According to a research note released by City broker Fox-Davies, output in the final quarter hit its highest level of 2010.
The group owns the Stockton mine in Pennsylvania, which produces anthracite for the domestic market.
In April it took delivery of a Liebherr R9250 19.6-yard bucket hydraulic excavator at a cost of £3.5 million.
And according the Fox-Davies update today, it appears to have transformed the Stockton operation.
The broker, repeating its 1.2 pence a share price target (current price 0.75 pence), said total sales of anthracite for the quarter were 31,600 tons.
“This is further good news for the company,” Fox-Davies analyst Peter Rose told clients.
“Production increased every quarter in 2010. Since there were fewer working days in the December quarter than any other quarter we are optimistic that this steady rate of improvement will continue.”
The next major event for Atlantic (LON:ATC) will be the arrival of two new 100 ton trucks, which should enable waste removal to be increased significantly.
This in turn is expected to help increase raw coal production.
“These trucks are expected on site by the end of January, and we do not expect the full impact of their presence to be felt until the June quarter,” said the F-D analyst.
The market for anthracite in Pennsylvania, meanwhile, remains firm with prices holding up well.
“Following the floods in Australia and wet weather problems in South Africa, there is the potential for coal prices to escalate dramatically,” Rose added.
“This upward price pressure is in addition to the low stocks of anthracite currently available in Pennsylvania.”
Earlier this week Atlantic received a huge vote of confidence as Blackrock reversed a previous decision to reduce its investment in the coal miner by increasing its stake.
The investment giant is buying 75 million new shares in the company at a price of 0.4p, raising its stake from 3.47 per cent to 7.24 per cent.
In August last year Blackrock announced it had reduced its holding to below 4 per cent.
The cash call will bring in around £300,000, and Blackrock will receive a warrant for every share it buys exercisable a 0.65p for two years.
Managing Director Steve Best said: "We are delighted that Blackrock has more than doubled its investment in Atlantic to 7.24 per cent and welcome its further investment and participation in the development of Atlantic and the advancement of our operations.
“We believe we are entering a new phase in the development of the company, something that our new investors have recognised."
Fox-Davies predicts Atlantic’s turnover this year will be US$11.8 million, rising to US$21 million in 2011, delivering EBITDA of US$10.7 million.
Creating a profitable cash generative business has always been only phase-one for Best, who originally set out to be a mine consolidator in Pennsylvania.
And this is still the aim, although the Atlantic boss is guarded on just how he will fulfil this strategy with no obvious source of cash to fund these deals.
Yet he seems upbeat and confident of his ability to make things happen.
“I’ve always said that Atlantic coal has got to be a consolidation play,” Best told Proactive Investors recently.
“What I like about Pennsylvania is there are more sites and opportunities than we need fulfil our ambitions.
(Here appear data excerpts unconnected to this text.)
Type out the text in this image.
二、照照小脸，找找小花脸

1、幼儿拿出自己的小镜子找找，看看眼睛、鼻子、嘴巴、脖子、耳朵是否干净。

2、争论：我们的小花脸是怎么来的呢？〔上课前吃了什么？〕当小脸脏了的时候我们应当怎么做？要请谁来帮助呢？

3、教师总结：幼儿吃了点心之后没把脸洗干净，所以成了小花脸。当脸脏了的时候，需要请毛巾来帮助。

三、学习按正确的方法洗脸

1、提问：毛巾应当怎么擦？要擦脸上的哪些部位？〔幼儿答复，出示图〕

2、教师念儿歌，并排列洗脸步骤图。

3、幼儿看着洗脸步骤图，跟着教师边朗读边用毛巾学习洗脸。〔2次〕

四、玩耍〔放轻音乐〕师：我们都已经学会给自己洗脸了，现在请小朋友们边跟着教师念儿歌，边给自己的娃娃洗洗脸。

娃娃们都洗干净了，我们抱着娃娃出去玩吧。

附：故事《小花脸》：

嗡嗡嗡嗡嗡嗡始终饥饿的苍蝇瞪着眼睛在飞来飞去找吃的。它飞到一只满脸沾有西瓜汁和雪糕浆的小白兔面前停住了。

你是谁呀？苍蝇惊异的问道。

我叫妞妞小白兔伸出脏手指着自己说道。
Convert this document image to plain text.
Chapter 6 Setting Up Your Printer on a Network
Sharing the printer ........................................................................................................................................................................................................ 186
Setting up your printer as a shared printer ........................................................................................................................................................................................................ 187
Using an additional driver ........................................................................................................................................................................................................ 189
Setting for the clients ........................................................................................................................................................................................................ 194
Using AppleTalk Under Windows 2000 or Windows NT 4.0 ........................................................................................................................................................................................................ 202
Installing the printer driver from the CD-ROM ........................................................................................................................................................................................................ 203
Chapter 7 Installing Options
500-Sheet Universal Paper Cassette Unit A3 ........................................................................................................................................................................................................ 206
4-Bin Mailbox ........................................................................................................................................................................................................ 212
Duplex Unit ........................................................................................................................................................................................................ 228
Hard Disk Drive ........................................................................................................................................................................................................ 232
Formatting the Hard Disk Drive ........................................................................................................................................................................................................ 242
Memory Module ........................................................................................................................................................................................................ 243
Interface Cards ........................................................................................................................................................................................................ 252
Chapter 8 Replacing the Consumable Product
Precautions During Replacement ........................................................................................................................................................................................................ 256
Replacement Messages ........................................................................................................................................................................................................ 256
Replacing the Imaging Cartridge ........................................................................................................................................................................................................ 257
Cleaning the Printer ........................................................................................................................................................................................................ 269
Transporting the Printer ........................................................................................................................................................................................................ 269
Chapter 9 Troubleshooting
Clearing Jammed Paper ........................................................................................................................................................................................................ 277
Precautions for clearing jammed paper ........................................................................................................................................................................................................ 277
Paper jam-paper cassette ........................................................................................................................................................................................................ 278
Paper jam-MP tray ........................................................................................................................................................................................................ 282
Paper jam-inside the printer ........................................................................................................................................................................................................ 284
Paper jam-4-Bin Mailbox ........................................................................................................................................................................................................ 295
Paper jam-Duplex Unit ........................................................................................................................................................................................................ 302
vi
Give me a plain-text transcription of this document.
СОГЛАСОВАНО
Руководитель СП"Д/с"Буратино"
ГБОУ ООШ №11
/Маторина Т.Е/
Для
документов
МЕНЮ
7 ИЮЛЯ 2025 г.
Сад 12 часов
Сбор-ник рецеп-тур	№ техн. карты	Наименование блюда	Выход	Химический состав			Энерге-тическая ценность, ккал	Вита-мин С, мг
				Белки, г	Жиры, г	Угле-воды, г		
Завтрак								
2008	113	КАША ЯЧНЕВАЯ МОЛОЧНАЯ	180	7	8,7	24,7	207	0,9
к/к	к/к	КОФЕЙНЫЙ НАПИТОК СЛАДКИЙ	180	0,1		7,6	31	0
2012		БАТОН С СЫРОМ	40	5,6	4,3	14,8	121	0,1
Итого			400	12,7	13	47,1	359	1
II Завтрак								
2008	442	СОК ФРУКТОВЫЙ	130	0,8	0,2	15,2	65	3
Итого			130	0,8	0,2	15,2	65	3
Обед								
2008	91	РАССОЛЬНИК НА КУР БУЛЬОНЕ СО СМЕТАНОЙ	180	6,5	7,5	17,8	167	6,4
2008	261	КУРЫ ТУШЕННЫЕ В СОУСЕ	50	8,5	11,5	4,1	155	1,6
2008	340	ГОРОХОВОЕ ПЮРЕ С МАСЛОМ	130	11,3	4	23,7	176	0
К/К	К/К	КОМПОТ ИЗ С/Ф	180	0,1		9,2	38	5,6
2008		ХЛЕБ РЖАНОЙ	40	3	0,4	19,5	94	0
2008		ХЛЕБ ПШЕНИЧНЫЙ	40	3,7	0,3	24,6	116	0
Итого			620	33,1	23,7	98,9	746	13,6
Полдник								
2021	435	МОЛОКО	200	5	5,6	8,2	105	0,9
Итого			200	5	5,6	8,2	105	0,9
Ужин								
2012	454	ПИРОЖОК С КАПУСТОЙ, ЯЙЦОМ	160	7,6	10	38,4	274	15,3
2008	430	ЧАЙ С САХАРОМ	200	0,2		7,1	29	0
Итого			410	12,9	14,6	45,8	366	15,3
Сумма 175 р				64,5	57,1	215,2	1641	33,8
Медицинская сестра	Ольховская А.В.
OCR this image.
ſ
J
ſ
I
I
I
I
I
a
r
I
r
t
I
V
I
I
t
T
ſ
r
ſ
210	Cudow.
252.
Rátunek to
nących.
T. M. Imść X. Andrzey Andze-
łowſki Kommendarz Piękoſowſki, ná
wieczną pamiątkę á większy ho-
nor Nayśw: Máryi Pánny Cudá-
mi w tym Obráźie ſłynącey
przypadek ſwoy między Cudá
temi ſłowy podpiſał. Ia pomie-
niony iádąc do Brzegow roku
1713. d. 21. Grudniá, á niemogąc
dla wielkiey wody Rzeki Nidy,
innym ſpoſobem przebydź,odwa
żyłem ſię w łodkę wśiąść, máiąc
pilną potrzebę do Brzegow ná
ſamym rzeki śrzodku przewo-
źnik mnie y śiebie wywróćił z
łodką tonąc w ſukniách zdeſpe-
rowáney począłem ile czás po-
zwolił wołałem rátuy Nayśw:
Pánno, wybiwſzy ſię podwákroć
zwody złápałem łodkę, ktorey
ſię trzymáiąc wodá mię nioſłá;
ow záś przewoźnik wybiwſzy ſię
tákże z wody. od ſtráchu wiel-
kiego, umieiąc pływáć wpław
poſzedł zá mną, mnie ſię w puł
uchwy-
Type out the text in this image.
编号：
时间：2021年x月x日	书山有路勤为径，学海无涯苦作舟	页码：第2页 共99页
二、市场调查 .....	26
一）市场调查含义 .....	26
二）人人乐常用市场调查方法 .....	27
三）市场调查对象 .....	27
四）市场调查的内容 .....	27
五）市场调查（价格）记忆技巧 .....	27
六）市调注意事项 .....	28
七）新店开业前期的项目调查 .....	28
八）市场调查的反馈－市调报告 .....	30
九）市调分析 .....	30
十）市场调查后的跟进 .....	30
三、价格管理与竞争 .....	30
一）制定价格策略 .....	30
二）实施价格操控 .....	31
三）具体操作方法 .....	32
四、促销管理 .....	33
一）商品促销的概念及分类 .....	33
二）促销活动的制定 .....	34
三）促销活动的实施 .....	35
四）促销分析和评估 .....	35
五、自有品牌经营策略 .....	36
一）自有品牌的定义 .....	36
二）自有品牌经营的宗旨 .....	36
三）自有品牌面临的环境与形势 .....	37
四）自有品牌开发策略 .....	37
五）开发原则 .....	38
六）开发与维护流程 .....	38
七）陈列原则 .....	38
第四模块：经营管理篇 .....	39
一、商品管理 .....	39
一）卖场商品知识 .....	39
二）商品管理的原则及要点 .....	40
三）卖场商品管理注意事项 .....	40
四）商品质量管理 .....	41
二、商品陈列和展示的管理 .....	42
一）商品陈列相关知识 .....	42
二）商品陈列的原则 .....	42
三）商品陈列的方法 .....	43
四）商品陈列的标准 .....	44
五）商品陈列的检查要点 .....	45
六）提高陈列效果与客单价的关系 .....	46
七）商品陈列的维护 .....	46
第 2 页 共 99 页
“You could easily produce one million tonnes and have no problems selling it.
“The worst case scenario is we will produce 170,000 tonnes of clean coal from Stockton (next year) where we are already committed to selling to existing customers.
“That will throw out a decent amount of money. If our bigger picture idea comes off it will change the whole perspective of the company.
“Plan B is we acquire perhaps one site or two on our own."